Federal judge says reporters to be jailed for refusing to testify in steroid leak case

[JURIST] Two San Francisco Chronicle reporters will be jailed if they continue to refuse to identify the person who leaked secret grand jury testimony from Barry Bonds, Jason Giambi and other athletes, regarding an investigation into the now-defunct Bay Area Laboratory Co-operative (BALCO) [SF Chronicle coverage], a federal judge said Thursday. Lance Williams and Mark Fainaru-Wada [SF Chronicle profiles] published a book and a series of articles based on secret grand jury testimony and have steadfastly refused to reveal their source. A separate grand jury has been convened to uncover the source of the leaked testimony transcripts, and as federal prosecutors have investigated the lawyers, government officials, and defendants who had access to the transcripts, prosecutors say Williams and Fainaru-Wada are the only remaining individuals who have knowledge of the source.

US District Judge Jeffrey White ruled on August 15 that he was bound by Supreme Court precedent that no one, including journalists, may refuse to testify before a federal grand jury and ordered the two reporters to testify [JURIST report]. In what he called a tentative ruling Thursday, White said imprisonment was the only way to pressure the reporters to talk, rejecting requests by lawyers for Williams and Fainaru-Wada for lesser punishment. White ordered the reporters jailed for the rest of the grand jury term, unless they cooperate earlier, but prosecutors have agreed to delay prison time while the US Court of Appeals for the Ninth Circuit considers the reporters' appeal of the earlier decision.

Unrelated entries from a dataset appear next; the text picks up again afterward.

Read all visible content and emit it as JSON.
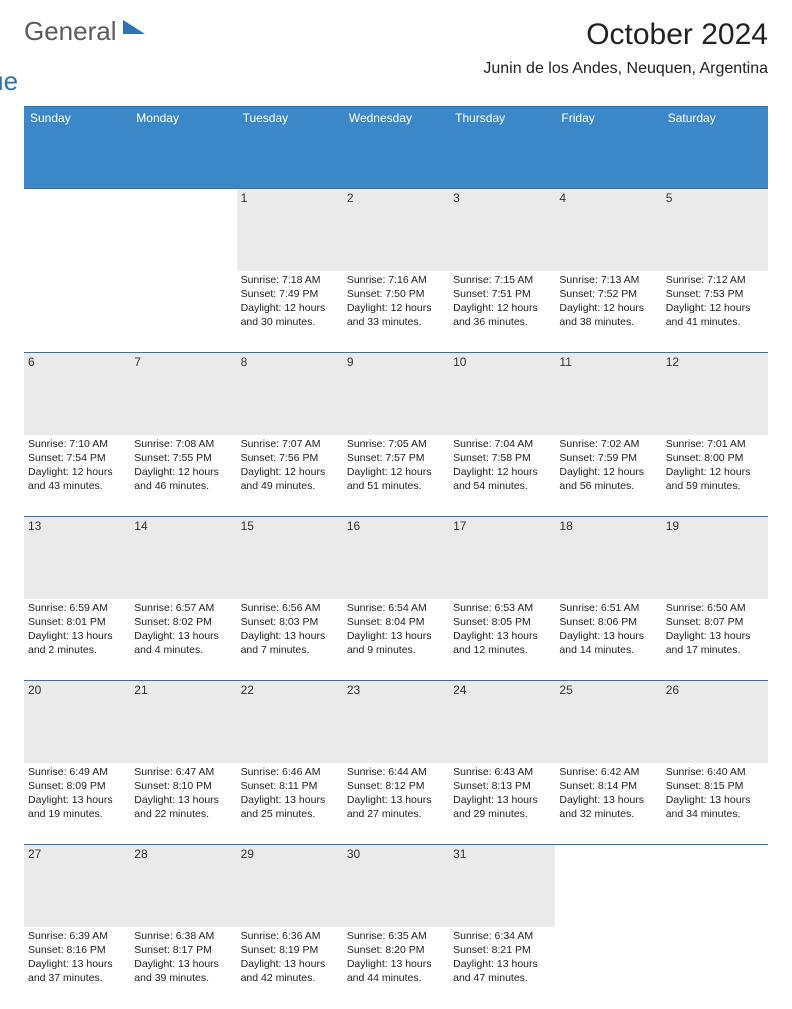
{
  "logo": {
    "general": "General",
    "blue": "Blue"
  },
  "title": "October 2024",
  "location": "Junin de los Andes, Neuquen, Argentina",
  "colors": {
    "accent": "#3c87c7",
    "border": "#2e74b5",
    "gray": "#eaeaea",
    "text": "#222222"
  },
  "day_headers": [
    "Sunday",
    "Monday",
    "Tuesday",
    "Wednesday",
    "Thursday",
    "Friday",
    "Saturday"
  ],
  "weeks": [
    [
      {
        "n": "",
        "sr": "",
        "ss": "",
        "dl": ""
      },
      {
        "n": "",
        "sr": "",
        "ss": "",
        "dl": ""
      },
      {
        "n": "1",
        "sr": "Sunrise: 7:18 AM",
        "ss": "Sunset: 7:49 PM",
        "dl": "Daylight: 12 hours and 30 minutes."
      },
      {
        "n": "2",
        "sr": "Sunrise: 7:16 AM",
        "ss": "Sunset: 7:50 PM",
        "dl": "Daylight: 12 hours and 33 minutes."
      },
      {
        "n": "3",
        "sr": "Sunrise: 7:15 AM",
        "ss": "Sunset: 7:51 PM",
        "dl": "Daylight: 12 hours and 36 minutes."
      },
      {
        "n": "4",
        "sr": "Sunrise: 7:13 AM",
        "ss": "Sunset: 7:52 PM",
        "dl": "Daylight: 12 hours and 38 minutes."
      },
      {
        "n": "5",
        "sr": "Sunrise: 7:12 AM",
        "ss": "Sunset: 7:53 PM",
        "dl": "Daylight: 12 hours and 41 minutes."
      }
    ],
    [
      {
        "n": "6",
        "sr": "Sunrise: 7:10 AM",
        "ss": "Sunset: 7:54 PM",
        "dl": "Daylight: 12 hours and 43 minutes."
      },
      {
        "n": "7",
        "sr": "Sunrise: 7:08 AM",
        "ss": "Sunset: 7:55 PM",
        "dl": "Daylight: 12 hours and 46 minutes."
      },
      {
        "n": "8",
        "sr": "Sunrise: 7:07 AM",
        "ss": "Sunset: 7:56 PM",
        "dl": "Daylight: 12 hours and 49 minutes."
      },
      {
        "n": "9",
        "sr": "Sunrise: 7:05 AM",
        "ss": "Sunset: 7:57 PM",
        "dl": "Daylight: 12 hours and 51 minutes."
      },
      {
        "n": "10",
        "sr": "Sunrise: 7:04 AM",
        "ss": "Sunset: 7:58 PM",
        "dl": "Daylight: 12 hours and 54 minutes."
      },
      {
        "n": "11",
        "sr": "Sunrise: 7:02 AM",
        "ss": "Sunset: 7:59 PM",
        "dl": "Daylight: 12 hours and 56 minutes."
      },
      {
        "n": "12",
        "sr": "Sunrise: 7:01 AM",
        "ss": "Sunset: 8:00 PM",
        "dl": "Daylight: 12 hours and 59 minutes."
      }
    ],
    [
      {
        "n": "13",
        "sr": "Sunrise: 6:59 AM",
        "ss": "Sunset: 8:01 PM",
        "dl": "Daylight: 13 hours and 2 minutes."
      },
      {
        "n": "14",
        "sr": "Sunrise: 6:57 AM",
        "ss": "Sunset: 8:02 PM",
        "dl": "Daylight: 13 hours and 4 minutes."
      },
      {
        "n": "15",
        "sr": "Sunrise: 6:56 AM",
        "ss": "Sunset: 8:03 PM",
        "dl": "Daylight: 13 hours and 7 minutes."
      },
      {
        "n": "16",
        "sr": "Sunrise: 6:54 AM",
        "ss": "Sunset: 8:04 PM",
        "dl": "Daylight: 13 hours and 9 minutes."
      },
      {
        "n": "17",
        "sr": "Sunrise: 6:53 AM",
        "ss": "Sunset: 8:05 PM",
        "dl": "Daylight: 13 hours and 12 minutes."
      },
      {
        "n": "18",
        "sr": "Sunrise: 6:51 AM",
        "ss": "Sunset: 8:06 PM",
        "dl": "Daylight: 13 hours and 14 minutes."
      },
      {
        "n": "19",
        "sr": "Sunrise: 6:50 AM",
        "ss": "Sunset: 8:07 PM",
        "dl": "Daylight: 13 hours and 17 minutes."
      }
    ],
    [
      {
        "n": "20",
        "sr": "Sunrise: 6:49 AM",
        "ss": "Sunset: 8:09 PM",
        "dl": "Daylight: 13 hours and 19 minutes."
      },
      {
        "n": "21",
        "sr": "Sunrise: 6:47 AM",
        "ss": "Sunset: 8:10 PM",
        "dl": "Daylight: 13 hours and 22 minutes."
      },
      {
        "n": "22",
        "sr": "Sunrise: 6:46 AM",
        "ss": "Sunset: 8:11 PM",
        "dl": "Daylight: 13 hours and 25 minutes."
      },
      {
        "n": "23",
        "sr": "Sunrise: 6:44 AM",
        "ss": "Sunset: 8:12 PM",
        "dl": "Daylight: 13 hours and 27 minutes."
      },
      {
        "n": "24",
        "sr": "Sunrise: 6:43 AM",
        "ss": "Sunset: 8:13 PM",
        "dl": "Daylight: 13 hours and 29 minutes."
      },
      {
        "n": "25",
        "sr": "Sunrise: 6:42 AM",
        "ss": "Sunset: 8:14 PM",
        "dl": "Daylight: 13 hours and 32 minutes."
      },
      {
        "n": "26",
        "sr": "Sunrise: 6:40 AM",
        "ss": "Sunset: 8:15 PM",
        "dl": "Daylight: 13 hours and 34 minutes."
      }
    ],
    [
      {
        "n": "27",
        "sr": "Sunrise: 6:39 AM",
        "ss": "Sunset: 8:16 PM",
        "dl": "Daylight: 13 hours and 37 minutes."
      },
      {
        "n": "28",
        "sr": "Sunrise: 6:38 AM",
        "ss": "Sunset: 8:17 PM",
        "dl": "Daylight: 13 hours and 39 minutes."
      },
      {
        "n": "29",
        "sr": "Sunrise: 6:36 AM",
        "ss": "Sunset: 8:19 PM",
        "dl": "Daylight: 13 hours and 42 minutes."
      },
      {
        "n": "30",
        "sr": "Sunrise: 6:35 AM",
        "ss": "Sunset: 8:20 PM",
        "dl": "Daylight: 13 hours and 44 minutes."
      },
      {
        "n": "31",
        "sr": "Sunrise: 6:34 AM",
        "ss": "Sunset: 8:21 PM",
        "dl": "Daylight: 13 hours and 47 minutes."
      },
      {
        "n": "",
        "sr": "",
        "ss": "",
        "dl": ""
      },
      {
        "n": "",
        "sr": "",
        "ss": "",
        "dl": ""
      }
    ]
  ]
}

Chronicle executives have called for a federal law that protects journalists from revealing their sources. The US Senate Judiciary Committee held a hearing earlier this week on such a bill, the Free Flow of Information Act of 2006 [S 2831 summary], which would allow journalists to protect confidential sources in certain instances. The deputy attorney general argued against the bill [JURIST report], saying that the shield law will hinder national security investigations, but committee chairman Sen. Arlen Specter rejected those arguments and indicated that he plans to move forward with the legislation. The San Francisco Chronicle has local coverage.